KYOTO SEIKA UNIVERSITY

SOCIAL PRACTICAL SKILL DEVELOPMENT PROGRAM

「キャリア」について、考える

中井 咲貴子(NAKAI Sakiko)

国際文化学部 共通教育機構

中井 咲貴子(NAKAI Sakiko)国際文化学部 共通教育機構

キャリア教育で学ぶ生きる力

キャリア教育コーディネーターとして、社会実践力育成プログラムに深く関わりを持ってきた中井先生。長年、高校教員として務めてきた経験をもとに、学生や企業のニーズに合った授業プログラムを多く手掛けている。「今は良い会社、学校にいくこと以上に、生きていく力を学ぶ、ということが求められています」。どの職業を選択するのかは、時と場合によって変化していくもの。ますます複雑多様化し、目まぐるしく変わっていく世の中に合わせて、自身の生き方をチェンジしていく、それを見越した上でのライフキャリアを考えるべきだという。「本プログラムの根幹にあるのが、学校の枠の中だけで学びが完結するわけではない、ということ。それを学生さんに知ってもらいたい。社会との繋がりを実感することが、学生さん自身が自分のキャリアについて考える上で重要なことだと思います」。

社会実践力育成プログラムの魅力

中井先生は、社会実践力育成プログラムにおいて、プログラムの選定や作成を行っている。担当する教員の強みを全面的に押し出せるようなコンテンツを考えているのだという。「社会と関わる、というコンセプトの授業において、インターンシップが主でないのは、京都精華大学ならではの特徴ではないでしょうか。もっと様々な関わり方があるんだなって、私自身も気がついたんです。いろんな先生の力をお借りしながら、面白い授業を考えています」。多くの学生が受講を希望する社会実践力育成プログラム。今の自分の状況に合わせて様々なタイプの授業の中から選択できるのは、大きな魅力であることは間違い無いだろう。

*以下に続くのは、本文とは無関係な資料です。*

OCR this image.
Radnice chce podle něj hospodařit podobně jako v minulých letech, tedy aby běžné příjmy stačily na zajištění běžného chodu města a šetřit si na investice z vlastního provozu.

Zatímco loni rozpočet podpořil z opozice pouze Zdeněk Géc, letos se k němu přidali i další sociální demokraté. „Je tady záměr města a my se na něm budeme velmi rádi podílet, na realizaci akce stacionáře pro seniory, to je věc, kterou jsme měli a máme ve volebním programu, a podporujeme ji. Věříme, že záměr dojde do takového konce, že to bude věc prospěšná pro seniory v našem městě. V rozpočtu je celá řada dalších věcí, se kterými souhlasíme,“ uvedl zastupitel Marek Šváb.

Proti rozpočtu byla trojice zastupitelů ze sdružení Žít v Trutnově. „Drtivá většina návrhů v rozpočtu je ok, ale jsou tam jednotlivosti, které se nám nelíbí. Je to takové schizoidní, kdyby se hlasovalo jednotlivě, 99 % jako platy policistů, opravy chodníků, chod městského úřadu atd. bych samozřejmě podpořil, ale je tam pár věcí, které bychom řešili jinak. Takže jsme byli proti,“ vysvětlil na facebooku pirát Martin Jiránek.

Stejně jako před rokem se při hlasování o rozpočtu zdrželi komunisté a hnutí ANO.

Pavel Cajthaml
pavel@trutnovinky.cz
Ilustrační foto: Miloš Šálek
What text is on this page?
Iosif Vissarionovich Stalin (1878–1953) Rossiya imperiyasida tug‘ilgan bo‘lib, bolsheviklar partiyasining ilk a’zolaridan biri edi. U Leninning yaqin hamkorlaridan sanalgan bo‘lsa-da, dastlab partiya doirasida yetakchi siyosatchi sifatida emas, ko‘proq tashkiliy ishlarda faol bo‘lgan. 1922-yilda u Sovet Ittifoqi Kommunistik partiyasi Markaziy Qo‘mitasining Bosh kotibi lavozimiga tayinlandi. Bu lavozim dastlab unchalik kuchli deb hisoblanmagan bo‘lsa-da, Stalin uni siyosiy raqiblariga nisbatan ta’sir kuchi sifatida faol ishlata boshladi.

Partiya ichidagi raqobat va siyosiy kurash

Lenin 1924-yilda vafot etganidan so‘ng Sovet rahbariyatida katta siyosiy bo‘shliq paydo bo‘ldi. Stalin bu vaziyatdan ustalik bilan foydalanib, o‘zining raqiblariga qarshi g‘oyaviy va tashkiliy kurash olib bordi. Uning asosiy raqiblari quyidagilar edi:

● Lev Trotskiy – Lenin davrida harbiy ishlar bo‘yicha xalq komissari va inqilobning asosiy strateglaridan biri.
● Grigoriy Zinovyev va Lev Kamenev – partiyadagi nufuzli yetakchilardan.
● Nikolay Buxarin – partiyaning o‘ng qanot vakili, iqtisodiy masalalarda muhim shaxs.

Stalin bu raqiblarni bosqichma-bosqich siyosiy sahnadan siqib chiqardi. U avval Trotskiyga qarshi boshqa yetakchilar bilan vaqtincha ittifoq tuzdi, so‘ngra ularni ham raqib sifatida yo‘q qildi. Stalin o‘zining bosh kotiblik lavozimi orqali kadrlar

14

社会連携の一つである産学連携に関しては、社会の流れの大きな変化を感じる、と中井先生。「即戦力が求められるようになり、大学在学中のキャリア育成に関心を持つ企業が増えてきました。産学連携のスタイルも従来に比べて変化が見られます」と笑みをこぼす。

授業プログラムで学ぶ、身に付ける

中井先生自身、プログラムを企画するだけでなく、自身もたくさんの授業を担当されている。今回は授業を2つご紹介いただいた。

一つは、株式会社太洋堂との連携事業。学生はWebデザインのリ・デザインを体験する。実在するWebサイトを使って、課題を見つけ、抽出し、それをデザインで訴求するためには何が必要なのかを学ぶ。「どんなふうにコンセプトを変えていきたいかを考えることに関しては、学生の意識が非常に高く、明確に意思を伝えることができるんです。でも、それをデザインとして表現するってなると、それを形にするスキルも時間も足りない」。

参加した学生は、プロのデザイナーの表現力に触れ、いかにダイレクトにニーズをとらえ、具現化しているかということを目の当たりにし、「自分たちも成長していかなくてはいけない」ということを実感する。コンセプトの重要性を学ぶことは、自分の作品や自分自身をアピールする際にとても役に立つのだという。

もう一つは、叡山電鉄協力の元行うキャンドルナイトプロジェクト。キャンドルナイトは電気を消灯し、キャンドルの灯りだけでスローな時間を過ごそうという運動。「イベントテーマを決めて、それに合ったキャンドルデザインや演出を考え、当日のイベント運営をする。そのすべてを学生さんにやってもらおうと考えています」。用意する予定のキャンドルは2000個以上。叡山電鉄鞍馬駅前にて、2/18に開催予定とのことだ。ぜひ、足を運んでみてはいかがだろうか。

産学連携PBLプログラム1(太洋堂)の様子
産学連携PBLプログラム1(太洋堂)の様子
産学連携PBLプログラム2(キャンドルナイト)の様子
産学連携PBLプログラム2(キャンドルナイト)の様子

キャリア教育の考え方は、時代とともに変化していく。「人によって生き方の選択は違います。それぞれが、自分の持つ力を最適に最大限アウトプットできる環境を作れたらいいなと思います」と、中井先生は微笑む。